Bazen sosyal hayatım allak bullak olur, istemediğim durumlarda ve ortamlarda bulurum kendimi. Sözlerim , grup mesajlarım yanlış anlaşılır, hevesle beklediğim buluşmalar kötü geçer, bazen de hiç gerçekleşmez. Bu dönemlerde kırılgan hissederim, ama bu sebep mi sonuç mu bilemem. Eskiden ilk tepkim kabuğuma çekilmek olurdu, şimdi sakin kalıp geçmesini beklemeyi öğrendim. Olgunlaşmanın en temel öğretisi ; sakin kalmayı öğrenmek bana kalırsa.

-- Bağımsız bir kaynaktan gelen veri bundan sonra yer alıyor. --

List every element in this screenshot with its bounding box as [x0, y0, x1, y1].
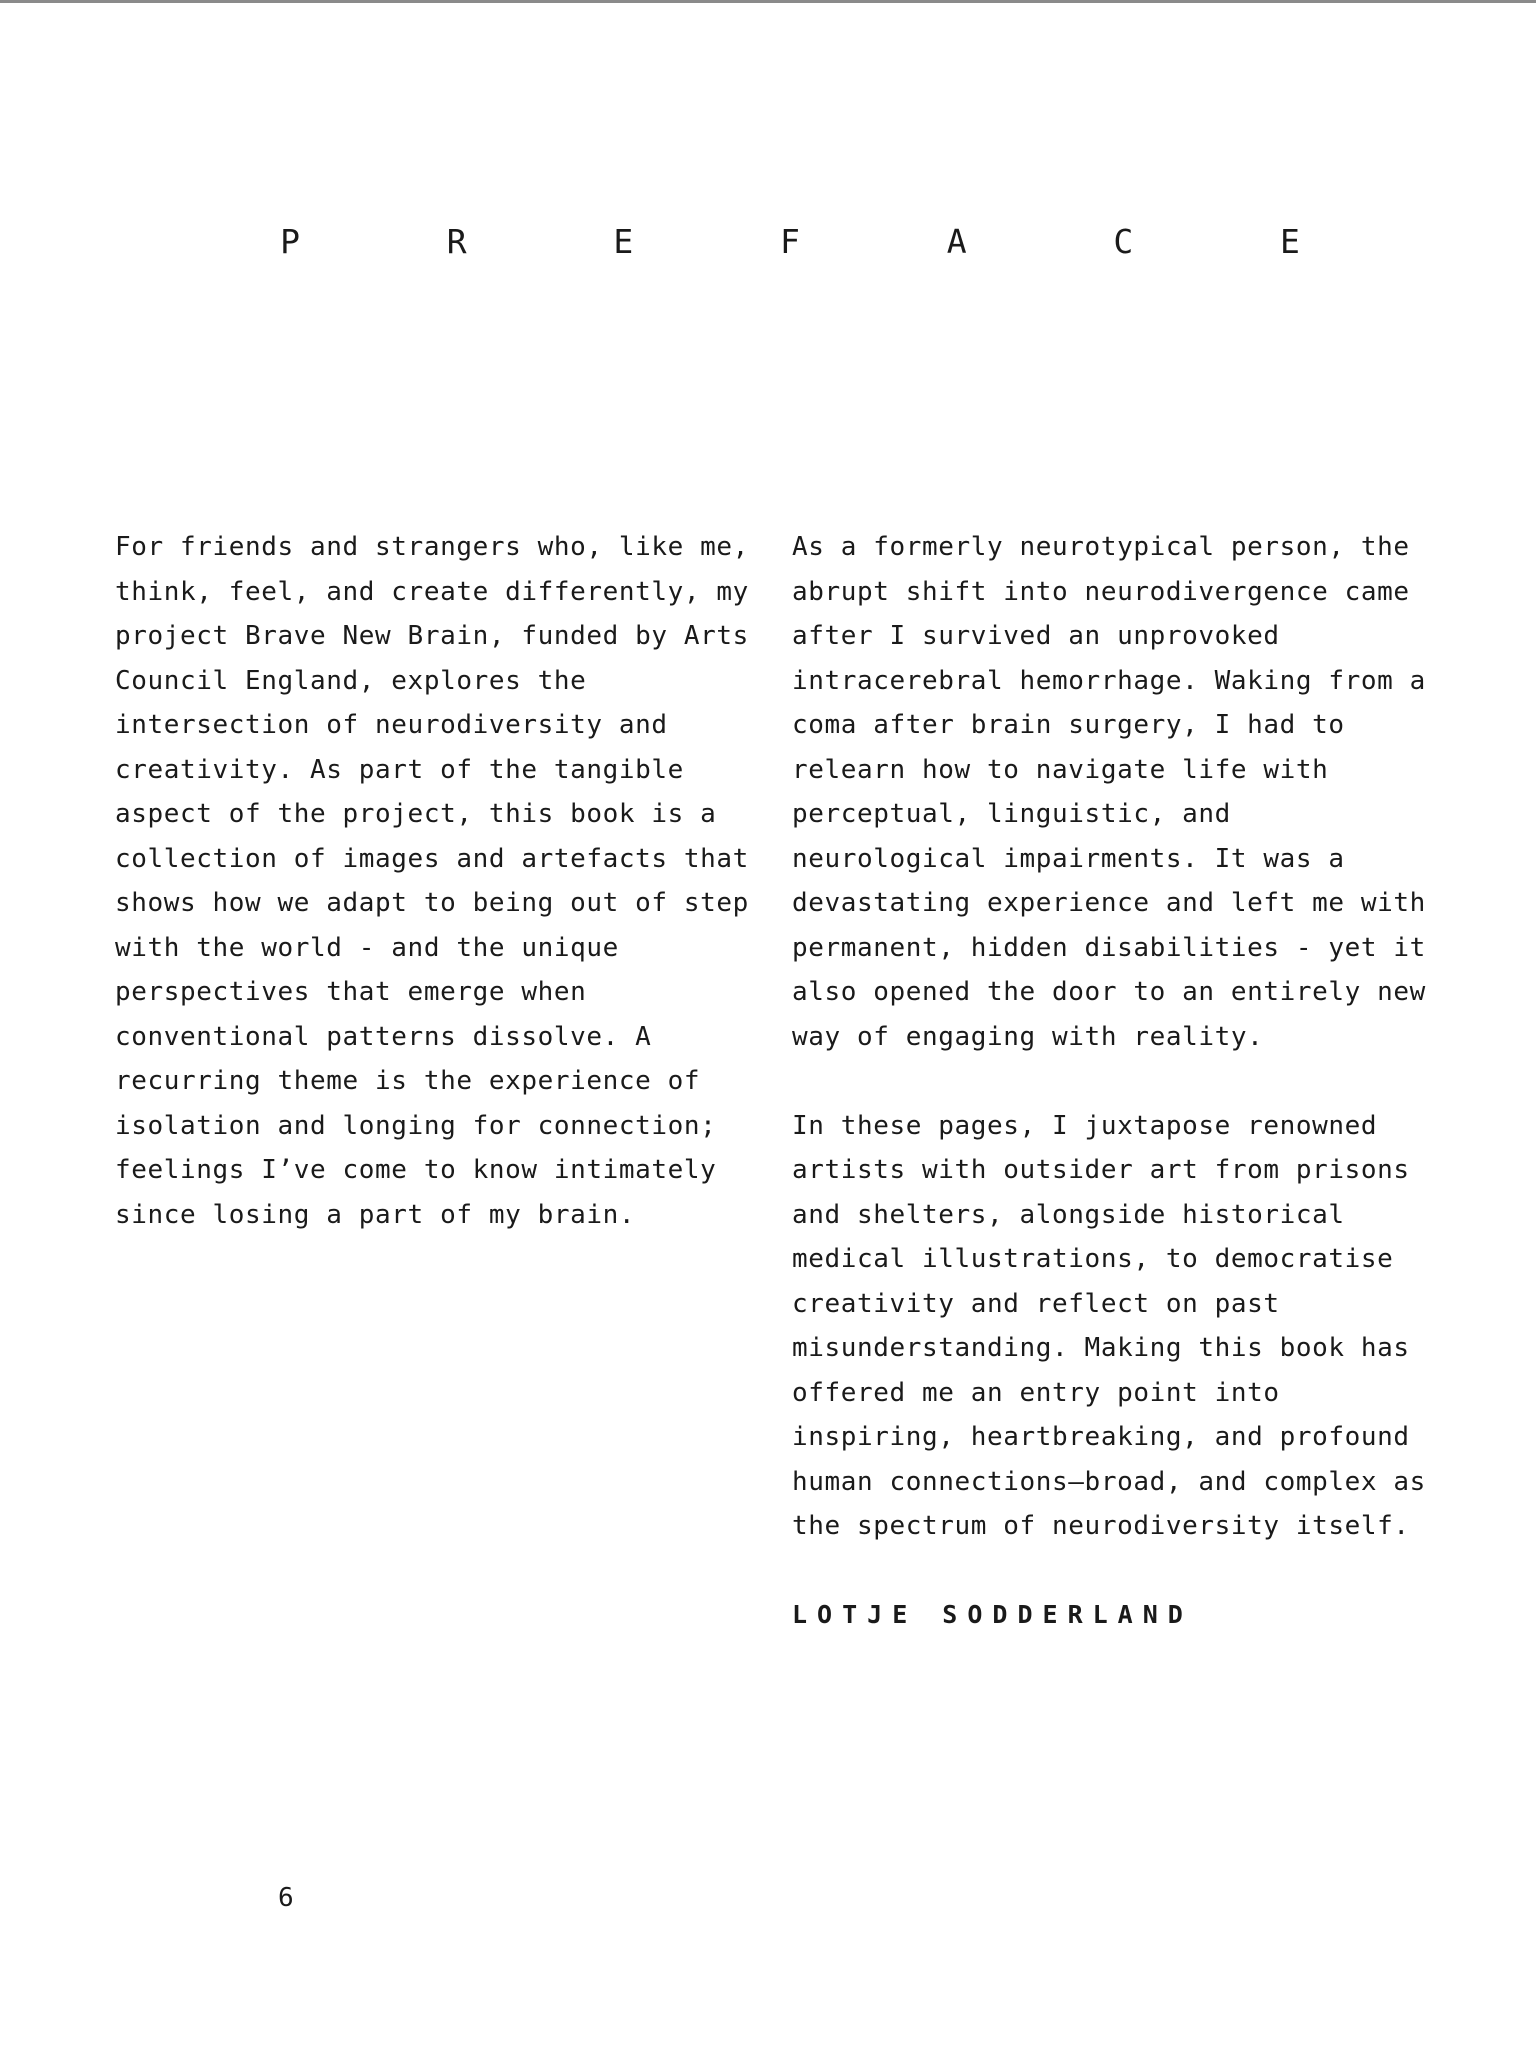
- left-text-column: [115, 525, 755, 1237]
- author-signature: LOTJE SODDERLAND: [792, 1600, 1193, 1629]
- title-letter: E: [613, 222, 634, 261]
- title-letter: P: [280, 222, 300, 261]
- title-letter: A: [946, 222, 967, 261]
- body-paragraph: In these pages, I juxtapose renowned artists with outsider art from prisons and shelters, alongside historical medical illustrations, to democratise creativity and reflect on past misunderstanding. Making this book has offered me an entry point into inspiring, heartbreaking, and profound human connections—broad, and complex as the spectrum of neurodiversity itself.: [792, 1110, 1426, 1541]
- title-letter: R: [446, 222, 467, 261]
- page-title: [240, 218, 1340, 266]
- page-number: 6: [278, 1883, 294, 1913]
- title-letter: E: [1280, 222, 1300, 261]
- right-text-column: [792, 525, 1432, 1638]
- title-letter: C: [1113, 222, 1134, 261]
- body-paragraph: For friends and strangers who, like me, think, feel, and create differently, my project Brave New Brain, funded by Arts Council England, explores the intersection of neurodiversity and creativity. As part of the tangible aspect of the project, this book is a collection of images and artefacts that shows how we adapt to being out of step with the world - and the unique perspectives that emerge when conventional patterns dissolve. A recurring theme is the experience of isolation and longing for connection; feelings I’ve come to know intimately since losing a part of my brain.: [115, 532, 749, 1230]
- title-letter: F: [780, 222, 800, 261]
- body-paragraph: As a formerly neurotypical person, the abrupt shift into neurodivergence came after I survived an unprovoked intracerebral hemorrhage. Waking from a coma after brain surgery, I had to relearn how to navigate life with perceptual, linguistic, and neurological impairments. It was a devastating experience and left me with permanent, hidden disabilities - yet it also opened the door to an entirely new way of engaging with reality.: [792, 532, 1426, 1052]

Yaşadığım bu tarz sıkıntıların, altyazıları okuyamamamdan kaynaklandığının farkındayım. Kadın grupları ; imalı konuşmaların , gizli ittifakların ve "ayıp olmasınların" dünyası. Beni en çok bunlar zorluyor. Söyleyeceğimi direkt söylediğim zaman, soğuk rüzgarlar esiyor. Bence açık olanı daha çok açıklamaya çalışırken buluyorum kendimi. Erkek arkadaşlarımla işler daha kolay.
Öz eleştiri yapacak olursam , bazen etrafıma gösterdiğim dürüstlüğün kendime çevrilmesinden de kırılıyor olabilirim. Dalgalanma yaşamayan kadın yoktur, ah bu hormonlar.

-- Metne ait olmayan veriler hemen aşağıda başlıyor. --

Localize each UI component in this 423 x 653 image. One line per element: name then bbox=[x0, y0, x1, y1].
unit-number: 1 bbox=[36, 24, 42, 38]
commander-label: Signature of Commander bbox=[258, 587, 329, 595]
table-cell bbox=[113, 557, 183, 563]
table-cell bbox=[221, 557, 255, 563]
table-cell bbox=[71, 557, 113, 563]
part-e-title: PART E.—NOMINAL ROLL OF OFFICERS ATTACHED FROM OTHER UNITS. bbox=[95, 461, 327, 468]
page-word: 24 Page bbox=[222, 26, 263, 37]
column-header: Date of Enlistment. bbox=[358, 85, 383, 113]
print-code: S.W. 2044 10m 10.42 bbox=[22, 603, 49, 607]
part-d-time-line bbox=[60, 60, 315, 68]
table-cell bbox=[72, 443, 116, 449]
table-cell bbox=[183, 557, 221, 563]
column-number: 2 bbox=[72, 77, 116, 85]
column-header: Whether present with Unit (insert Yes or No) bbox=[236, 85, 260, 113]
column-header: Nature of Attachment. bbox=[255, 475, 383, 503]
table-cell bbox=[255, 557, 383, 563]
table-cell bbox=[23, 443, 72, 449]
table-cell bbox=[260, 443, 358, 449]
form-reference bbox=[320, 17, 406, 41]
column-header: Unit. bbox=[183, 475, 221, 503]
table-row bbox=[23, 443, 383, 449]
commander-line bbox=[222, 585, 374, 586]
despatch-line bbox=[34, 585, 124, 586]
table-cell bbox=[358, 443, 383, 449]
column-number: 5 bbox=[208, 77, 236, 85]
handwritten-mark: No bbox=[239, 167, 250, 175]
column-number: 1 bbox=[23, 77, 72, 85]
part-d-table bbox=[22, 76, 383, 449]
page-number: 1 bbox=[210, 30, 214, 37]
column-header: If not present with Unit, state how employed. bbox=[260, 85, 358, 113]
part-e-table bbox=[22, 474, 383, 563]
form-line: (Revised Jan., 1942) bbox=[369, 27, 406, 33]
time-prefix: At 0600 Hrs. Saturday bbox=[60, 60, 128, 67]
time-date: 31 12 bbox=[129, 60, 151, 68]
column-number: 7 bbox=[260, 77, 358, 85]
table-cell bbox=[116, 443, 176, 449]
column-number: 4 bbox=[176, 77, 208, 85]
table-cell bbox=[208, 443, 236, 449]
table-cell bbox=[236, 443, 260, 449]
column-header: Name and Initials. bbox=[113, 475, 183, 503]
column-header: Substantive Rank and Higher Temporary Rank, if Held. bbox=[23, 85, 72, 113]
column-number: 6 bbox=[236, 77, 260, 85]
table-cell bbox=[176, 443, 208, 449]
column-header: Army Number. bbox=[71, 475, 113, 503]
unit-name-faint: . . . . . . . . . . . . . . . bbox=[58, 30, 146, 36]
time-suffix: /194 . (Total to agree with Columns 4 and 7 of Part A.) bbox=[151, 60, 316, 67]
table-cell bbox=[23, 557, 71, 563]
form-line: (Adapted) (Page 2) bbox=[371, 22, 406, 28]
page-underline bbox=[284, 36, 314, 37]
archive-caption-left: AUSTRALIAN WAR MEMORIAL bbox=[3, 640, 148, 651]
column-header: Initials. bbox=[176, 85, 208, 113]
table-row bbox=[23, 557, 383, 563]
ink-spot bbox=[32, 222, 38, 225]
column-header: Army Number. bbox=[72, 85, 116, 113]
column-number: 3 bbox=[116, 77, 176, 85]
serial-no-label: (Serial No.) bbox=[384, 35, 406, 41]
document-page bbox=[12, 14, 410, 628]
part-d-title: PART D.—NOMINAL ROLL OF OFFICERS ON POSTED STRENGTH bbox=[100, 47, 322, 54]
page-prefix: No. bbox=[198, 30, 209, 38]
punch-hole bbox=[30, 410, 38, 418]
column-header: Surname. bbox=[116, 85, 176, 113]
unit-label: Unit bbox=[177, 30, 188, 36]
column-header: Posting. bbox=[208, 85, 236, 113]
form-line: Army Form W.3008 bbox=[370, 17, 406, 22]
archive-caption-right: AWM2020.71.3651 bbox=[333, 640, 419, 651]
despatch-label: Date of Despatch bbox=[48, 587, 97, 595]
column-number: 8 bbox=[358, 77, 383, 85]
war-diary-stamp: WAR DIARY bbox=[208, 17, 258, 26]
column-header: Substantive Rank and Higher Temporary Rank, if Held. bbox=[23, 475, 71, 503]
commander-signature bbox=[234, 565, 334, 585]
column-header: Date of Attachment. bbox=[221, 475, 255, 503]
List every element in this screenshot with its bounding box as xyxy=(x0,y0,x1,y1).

Bu aralar Werner Herzog filmlerini izliyorum. Aile Saadeti'ni çok sevdim, Fitzgeraldoyu'da öyle. Yönetmen çok okuyan biri, film konularını genelde okuduklarından alıyor. Konular enterasan, bir o kadar da eğlenceli. Umarım tümünü bitirebilirim.